Thursday, November 1, 2012

Manufacturing Weakness Persists Across Mix Of Reports

Manufacturing's continued weakness emerged from a broad data dump Thursday, a contrast to increasingly buoyant consumers and construction's rebound.
The Institute for Supply Management's factory activity index edged up to 51.7 in October from 51.5 in September, signaling slightly faster growth. But most components worsened, including the employment gauge.
Earlier regional gauges softened last month, though the latest ISM report suggests manufacturing sentiment may be stabilizing, with help from central bank stimulus policies, wrote Bricklin Dwyer, a BNP Paribas analyst, in a client note.
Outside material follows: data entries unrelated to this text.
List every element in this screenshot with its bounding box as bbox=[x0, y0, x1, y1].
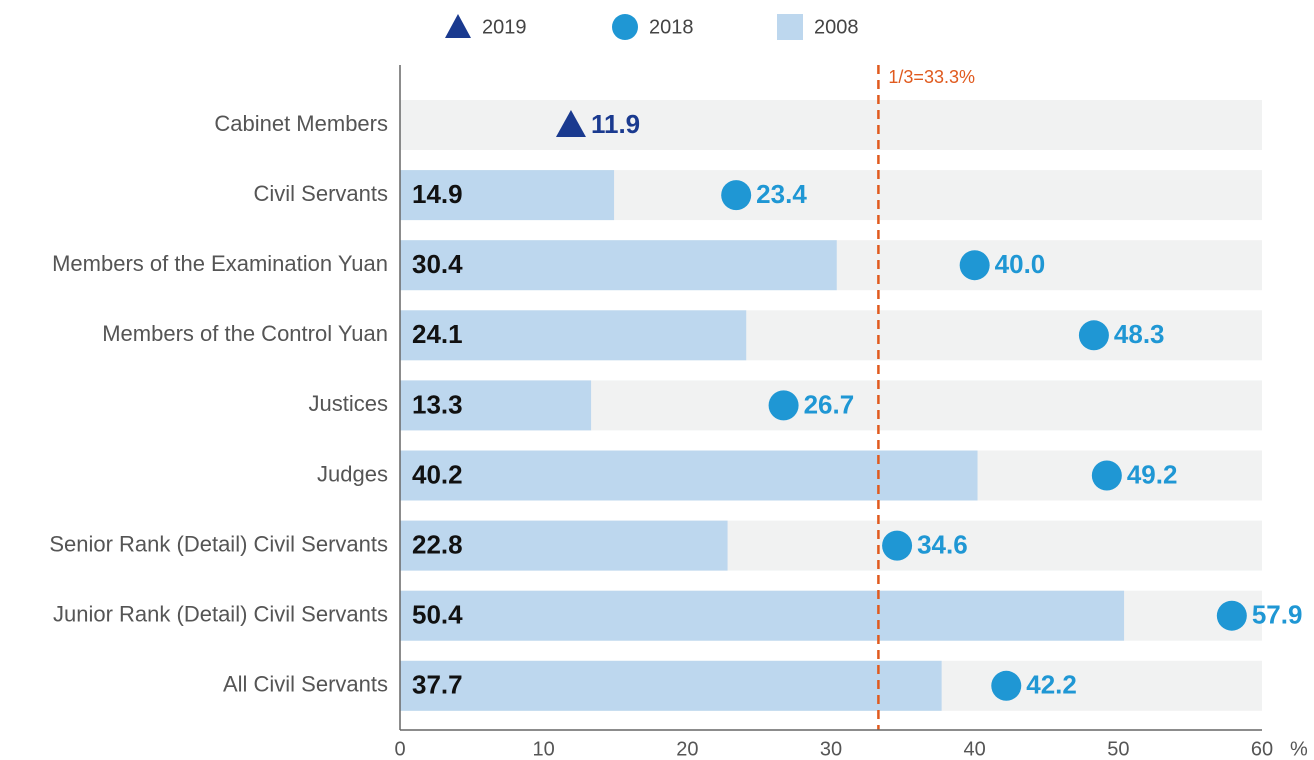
bar bbox=[400, 660, 942, 711]
bar bbox=[400, 590, 1125, 641]
bar bbox=[400, 170, 615, 221]
x-tick-label: 60 bbox=[1251, 738, 1273, 760]
marker bbox=[1091, 460, 1122, 491]
value-label: 24.1 bbox=[412, 319, 463, 349]
marker bbox=[1216, 600, 1247, 631]
legend-marker bbox=[612, 14, 638, 40]
legend-label: 2019 bbox=[482, 16, 527, 38]
bar bbox=[400, 450, 978, 501]
legend-label: 2018 bbox=[649, 16, 694, 38]
value-label: 48.3 bbox=[1114, 319, 1165, 349]
reference-label: 1/3=33.3% bbox=[888, 67, 975, 87]
y-tick-label: Civil Servants bbox=[254, 181, 388, 206]
x-tick-label: 30 bbox=[820, 738, 842, 760]
x-tick-label: 40 bbox=[964, 738, 986, 760]
y-tick-label: Members of the Examination Yuan bbox=[52, 251, 388, 276]
marker bbox=[768, 390, 799, 421]
value-label: 40.0 bbox=[995, 249, 1046, 279]
legend-marker bbox=[777, 14, 803, 40]
bar bbox=[400, 310, 747, 361]
y-tick-label: Justices bbox=[309, 391, 388, 416]
x-tick-label: 20 bbox=[676, 738, 698, 760]
marker bbox=[555, 110, 586, 137]
bar bbox=[400, 520, 728, 571]
y-tick-label: Members of the Control Yuan bbox=[102, 321, 388, 346]
value-label: 30.4 bbox=[412, 249, 463, 279]
y-tick-label: All Civil Servants bbox=[223, 672, 388, 697]
marker bbox=[882, 530, 913, 561]
legend-label: 2008 bbox=[814, 16, 859, 38]
value-label: 26.7 bbox=[804, 389, 855, 419]
bar bbox=[400, 380, 592, 431]
bar bbox=[400, 240, 837, 291]
value-label: 50.4 bbox=[412, 600, 463, 630]
value-label: 34.6 bbox=[917, 529, 968, 559]
x-tick-label: 50 bbox=[1107, 738, 1129, 760]
value-label: 13.3 bbox=[412, 389, 463, 419]
marker bbox=[991, 670, 1022, 701]
x-axis-label: % bbox=[1290, 738, 1308, 760]
y-tick-label: Junior Rank (Detail) Civil Servants bbox=[53, 602, 388, 627]
row-background bbox=[400, 100, 1262, 150]
marker bbox=[959, 250, 990, 281]
value-label: 40.2 bbox=[412, 459, 463, 489]
value-label: 14.9 bbox=[412, 179, 463, 209]
value-label: 37.7 bbox=[412, 670, 463, 700]
value-label: 22.8 bbox=[412, 529, 463, 559]
marker bbox=[1078, 320, 1109, 351]
marker bbox=[721, 180, 752, 211]
value-label: 11.9 bbox=[591, 109, 640, 139]
legend-marker bbox=[445, 14, 471, 38]
y-tick-label: Judges bbox=[317, 461, 388, 486]
value-label: 42.2 bbox=[1026, 670, 1077, 700]
value-label: 49.2 bbox=[1127, 459, 1178, 489]
value-label: 57.9 bbox=[1252, 600, 1303, 630]
value-label: 23.4 bbox=[756, 179, 807, 209]
y-tick-label: Cabinet Members bbox=[214, 111, 388, 136]
x-tick-label: 10 bbox=[533, 738, 555, 760]
x-tick-label: 0 bbox=[394, 738, 405, 760]
y-tick-label: Senior Rank (Detail) Civil Servants bbox=[49, 531, 388, 556]
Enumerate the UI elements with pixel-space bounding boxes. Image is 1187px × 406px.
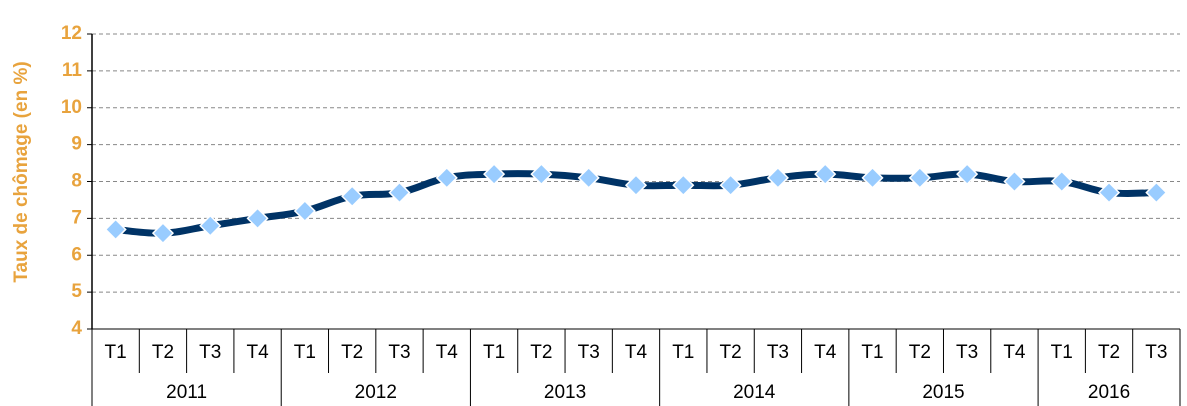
- x-tick-label: T4: [436, 342, 459, 363]
- x-tick-label: T3: [199, 342, 221, 363]
- data-point: [199, 214, 222, 237]
- data-point: [766, 166, 789, 189]
- data-point: [1097, 181, 1121, 204]
- data-point: [1050, 170, 1073, 193]
- x-tick-label: T3: [956, 342, 978, 363]
- data-point: [577, 166, 600, 189]
- data-point: [719, 174, 742, 197]
- x-tick-label: T4: [814, 342, 837, 363]
- data-point: [1145, 181, 1168, 204]
- x-tick-label: T3: [388, 342, 410, 363]
- y-tick-label: 9: [71, 134, 82, 155]
- group-label: 2016: [1088, 382, 1130, 403]
- group-label: 2011: [166, 382, 207, 403]
- x-tick-label: T1: [672, 342, 694, 363]
- data-point: [246, 207, 269, 230]
- x-tick-label: T3: [767, 342, 789, 363]
- data-point: [861, 166, 884, 189]
- data-point: [388, 181, 411, 204]
- y-tick-label: 8: [71, 171, 82, 192]
- data-point: [956, 163, 979, 186]
- x-tick-label: T1: [105, 342, 127, 363]
- data-point: [151, 222, 175, 245]
- group-label: 2013: [544, 382, 586, 403]
- data-point: [1003, 170, 1026, 193]
- data-point: [672, 174, 695, 197]
- y-axis-title: Taux de chômage (en %): [11, 61, 32, 282]
- x-tick-label: T3: [578, 342, 600, 363]
- y-tick-label: 6: [71, 244, 82, 265]
- group-label: 2015: [922, 382, 964, 403]
- x-tick-label: T2: [341, 342, 363, 363]
- data-point: [530, 163, 553, 186]
- y-tick-label: 10: [61, 97, 82, 118]
- x-tick-label: T2: [530, 342, 552, 363]
- data-point: [908, 166, 931, 189]
- data-point: [483, 163, 506, 186]
- x-tick-label: T4: [1003, 342, 1026, 363]
- y-tick-label: 12: [61, 23, 82, 44]
- y-tick-label: 11: [62, 60, 83, 81]
- x-tick-label: T3: [1145, 342, 1167, 363]
- x-tick-label: T1: [1051, 342, 1073, 363]
- x-tick-label: T2: [909, 342, 931, 363]
- x-tick-label: T2: [152, 342, 174, 363]
- data-point: [104, 218, 127, 241]
- x-tick-label: T1: [861, 342, 883, 363]
- x-tick-label: T1: [294, 342, 316, 363]
- data-point: [293, 199, 316, 223]
- y-tick-label: 4: [71, 318, 82, 339]
- group-label: 2014: [733, 382, 776, 403]
- x-tick-label: T2: [1098, 342, 1120, 363]
- group-label: 2012: [355, 382, 397, 403]
- x-tick-label: T4: [625, 342, 648, 363]
- data-point: [624, 174, 648, 197]
- y-tick-label: 7: [71, 207, 82, 228]
- data-point: [341, 185, 364, 208]
- x-tick-label: T4: [246, 342, 269, 363]
- data-point: [814, 163, 837, 186]
- y-tick-label: 5: [71, 281, 82, 302]
- x-tick-label: T1: [483, 342, 505, 363]
- x-tick-label: T2: [720, 342, 742, 363]
- data-point: [435, 166, 458, 189]
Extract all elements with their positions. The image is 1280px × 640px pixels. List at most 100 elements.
But "the prevailing head winds from the weak global economy, and the domestic election and fiscal cliff are likely to keep production growth weak for some time yet," he added.
Investors still saw good news on balance, and U.S. stock indexes rallied sharply.
ISM warned that an improving new orders reading could be misleading as most sectors saw a drop. Overall, eight industries reported higher activity while eight saw contraction.
Those falling included primary metals, fabricated metals, machinery, transportation equipment, electrical equipment, computers and electronics, and appliances.
"We see a general softening in the steel and automotive markets in the fourth quarter," a fabricated metals purchasing manager told ISM.
Ford (F) said October U.S. sales were nearly flat from a year ago, while GM (GM) saw a 4.7% increase.
Manufacturing output fell at an annualized pace of 0.6% in Q3, the first drop since Q2 2009, the Labor Department said. Manufacturing productivity fell at a 0.4% pace. Meanwhile, overall productivity rose at a 1.9% rate as output climbed 3.2%.